Conjurer’s debut full length Mire is menacing from the moment the first chord is struck. The record’s opening track Choke plays out with a huge intro of chugged guitars and bellowed growls, pummeling your ears into dust before the song even gets going. The song then unfolds into a whirlwind of sludge infused death metal played with mathematical precision. The drums are intricate and super tight, and serve to accent thick, tar like guitars fantastically. The song steams along for a good five minutes before winding down into a plucked melancholy outro which plays seamlessly into the next track Hollow, a six minute journey of stark contrasts and dissonant melodies. The song jumps from loud and heavy to delicate and melodic with a almost deliberate clumsiness which I find reminiscent of some of YOB’s earlier work. The song’s intricately layered guitars and dual vocal attack set this song apart from the previous, while still maintaining the same overall sound.

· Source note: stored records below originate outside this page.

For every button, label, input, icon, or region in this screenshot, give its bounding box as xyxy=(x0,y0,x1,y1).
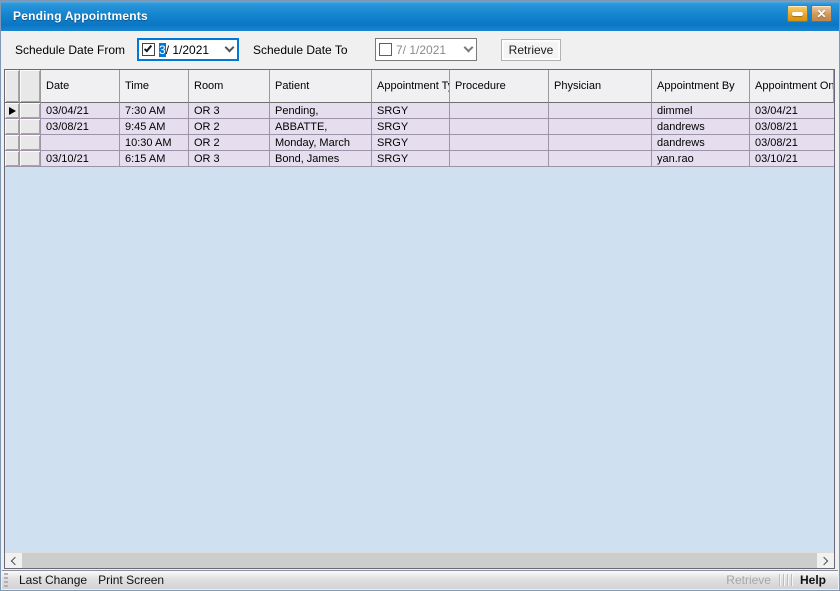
column-header-time[interactable]: Time xyxy=(120,70,189,103)
filter-toolbar: Schedule Date From 3/ 1/2021 Schedule Da… xyxy=(2,31,838,68)
row-indicator-cell[interactable] xyxy=(5,151,20,167)
column-header-physician[interactable]: Physician xyxy=(549,70,652,103)
cell-patient[interactable]: Pending, xyxy=(270,103,372,119)
cell-date[interactable]: 03/10/21 xyxy=(41,151,120,167)
schedule-date-from-picker[interactable]: 3/ 1/2021 xyxy=(137,38,239,61)
cell-patient[interactable]: ABBATTE, xyxy=(270,119,372,135)
chevron-left-icon xyxy=(11,556,19,564)
status-bar: Last Change Print Screen Retrieve Help xyxy=(2,570,838,589)
cell-appointment-by[interactable]: dandrews xyxy=(652,119,750,135)
cell-appointment-by[interactable]: dimmel xyxy=(652,103,750,119)
scroll-right-button[interactable] xyxy=(817,553,834,568)
row-select-cell[interactable] xyxy=(20,135,41,151)
schedule-date-to-label: Schedule Date To xyxy=(253,43,363,57)
cell-appointment-on[interactable]: 03/04/21 xyxy=(750,103,834,119)
cell-time[interactable]: 7:30 AM xyxy=(120,103,189,119)
scroll-left-button[interactable] xyxy=(5,553,22,568)
cell-procedure[interactable] xyxy=(450,103,549,119)
row-select-header xyxy=(20,70,41,103)
cell-procedure[interactable] xyxy=(450,119,549,135)
cell-room[interactable]: OR 3 xyxy=(189,151,270,167)
cell-appointment-on[interactable]: 03/08/21 xyxy=(750,119,834,135)
table-row[interactable]: 03/04/21 7:30 AM OR 3 Pending, SRGY dimm… xyxy=(5,103,834,119)
column-header-appointment-on[interactable]: Appointment On xyxy=(750,70,834,103)
close-icon: ✕ xyxy=(816,8,826,20)
cell-date[interactable]: 03/08/21 xyxy=(41,119,120,135)
cell-patient[interactable]: Bond, James xyxy=(270,151,372,167)
chevron-down-icon[interactable] xyxy=(464,43,474,53)
table-row[interactable]: 03/10/21 6:15 AM OR 3 Bond, James SRGY y… xyxy=(5,151,834,167)
last-change-button[interactable]: Last Change xyxy=(19,573,87,587)
schedule-date-to-value[interactable]: 7/ 1/2021 xyxy=(396,43,465,57)
row-select-cell[interactable] xyxy=(20,103,41,119)
cell-physician[interactable] xyxy=(549,151,652,167)
cell-patient[interactable]: Monday, March xyxy=(270,135,372,151)
row-select-cell[interactable] xyxy=(20,119,41,135)
cell-appointment-by[interactable]: yan.rao xyxy=(652,151,750,167)
column-header-appointment-type[interactable]: Appointment Type xyxy=(372,70,450,103)
cell-appointment-type[interactable]: SRGY xyxy=(372,151,450,167)
cell-date[interactable]: 03/04/21 xyxy=(41,103,120,119)
close-button[interactable]: ✕ xyxy=(811,5,832,22)
column-header-room[interactable]: Room xyxy=(189,70,270,103)
cell-time[interactable]: 10:30 AM xyxy=(120,135,189,151)
chevron-right-icon xyxy=(820,556,828,564)
column-header-date[interactable]: Date xyxy=(41,70,120,103)
minimize-icon xyxy=(792,12,803,16)
schedule-date-to-checkbox[interactable] xyxy=(379,43,392,56)
statusbar-grip xyxy=(4,573,8,587)
cell-time[interactable]: 9:45 AM xyxy=(120,119,189,135)
scrollbar-thumb[interactable] xyxy=(22,553,817,568)
table-row[interactable]: 10:30 AM OR 2 Monday, March SRGY dandrew… xyxy=(5,135,834,151)
column-header-appointment-by[interactable]: Appointment By xyxy=(652,70,750,103)
row-indicator-cell[interactable] xyxy=(5,103,20,119)
cell-physician[interactable] xyxy=(549,119,652,135)
cell-appointment-on[interactable]: 03/08/21 xyxy=(750,135,834,151)
cell-room[interactable]: OR 2 xyxy=(189,119,270,135)
cell-room[interactable]: OR 2 xyxy=(189,135,270,151)
schedule-date-from-value[interactable]: 3/ 1/2021 xyxy=(159,43,226,57)
cell-room[interactable]: OR 3 xyxy=(189,103,270,119)
cell-date[interactable] xyxy=(41,135,120,151)
retrieve-button[interactable]: Retrieve xyxy=(501,39,561,61)
scrollbar-track[interactable] xyxy=(22,553,817,568)
retrieve-status-button[interactable]: Retrieve xyxy=(726,573,771,587)
row-indicator-cell[interactable] xyxy=(5,135,20,151)
column-header-patient[interactable]: Patient xyxy=(270,70,372,103)
print-screen-button[interactable]: Print Screen xyxy=(98,573,164,587)
cell-physician[interactable] xyxy=(549,103,652,119)
window-controls: ✕ xyxy=(787,5,832,22)
window-title: Pending Appointments xyxy=(13,9,148,23)
row-indicator-header xyxy=(5,70,20,103)
cell-procedure[interactable] xyxy=(450,135,549,151)
grid-header-row: Date Time Room Patient Appointment Type … xyxy=(5,70,834,103)
schedule-date-from-label: Schedule Date From xyxy=(15,43,125,57)
cell-appointment-by[interactable]: dandrews xyxy=(652,135,750,151)
cell-appointment-type[interactable]: SRGY xyxy=(372,103,450,119)
schedule-date-to-picker[interactable]: 7/ 1/2021 xyxy=(375,38,477,61)
cell-appointment-type[interactable]: SRGY xyxy=(372,119,450,135)
chevron-down-icon[interactable] xyxy=(225,43,235,53)
minimize-button[interactable] xyxy=(787,5,808,22)
horizontal-scrollbar[interactable] xyxy=(5,552,834,568)
column-header-procedure[interactable]: Procedure xyxy=(450,70,549,103)
appointments-grid: Date Time Room Patient Appointment Type … xyxy=(4,69,835,569)
current-row-indicator-icon xyxy=(9,107,16,115)
cell-time[interactable]: 6:15 AM xyxy=(120,151,189,167)
cell-procedure[interactable] xyxy=(450,151,549,167)
cell-appointment-on[interactable]: 03/10/21 xyxy=(750,151,834,167)
check-icon xyxy=(144,44,152,53)
help-button[interactable]: Help xyxy=(800,573,826,587)
row-indicator-cell[interactable] xyxy=(5,119,20,135)
cell-appointment-type[interactable]: SRGY xyxy=(372,135,450,151)
cell-physician[interactable] xyxy=(549,135,652,151)
pending-appointments-window: Pending Appointments ✕ Schedule Date Fro… xyxy=(0,0,840,591)
row-select-cell[interactable] xyxy=(20,151,41,167)
table-row[interactable]: 03/08/21 9:45 AM OR 2 ABBATTE, SRGY dand… xyxy=(5,119,834,135)
schedule-date-from-checkbox[interactable] xyxy=(142,43,155,56)
title-bar[interactable]: Pending Appointments ✕ xyxy=(1,1,839,31)
statusbar-separators xyxy=(779,574,792,586)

Thankless wastes no time in letting the aggression out. Rapidly dispatching the blastbeats before diving back into monstrous chugged passages. This record is obscenely heavy at times, but never ventures into the thuggish or tough guy territory as it would be so easy to do. Even the most brutal parts are tastefully executed, and feel relevant to the song. However, in a record this heavy, it is the melodic parts that stand out the most, and Conjurer are more than capable of delivering in this arena also, demonstrated throughout the song with beautifully layered guitar harmonies and clean vocals seamlessly thrown in.
We then see Conjurer take a more stripped back approach to songwriting with Retch a 3 minute metallic hardcore track with a penchant for D-beat and drastic tempo changes, and while this song lacks the complexities and nuances of the previous tracks; for me it is the stand out song so far. But then, I am a sucker for D-beat…
The eponymous track The Mire is 4 minute genre bending exercise in catharsis which sees Conjurer take elements of black, prog and death metal with a thick tar of sludge to hold it all together.
It’s rare to hear a debut album that is this accomplished and confident in it’s own sound. There is no second guessing Conjurer’s M.O with this record. The production quality is outstanding, everything sounds massive and in your face, but also crystal clear without that “overproduced” sound. Every note plucked, and cymbal hit cuts through, even in the most chaotic parts.
Album closer “Hadal” is a lumbering behemoth, with a slow fuzz soaked doom-esque riff repeat that brings to mind bands like Slomatics or Conan. This is the most consistent song on the record, it maintains a tectonically slow pace throughout its 8 minute duration and is not afraid to sit on the riffs for prolonged periods, giving Hadal a level of immersiveness that the rest of the album lacks.
It has been hard to write about this record without resorting to hyperbole, but when everything is as grandiose as it is on Mire, it is well deserved.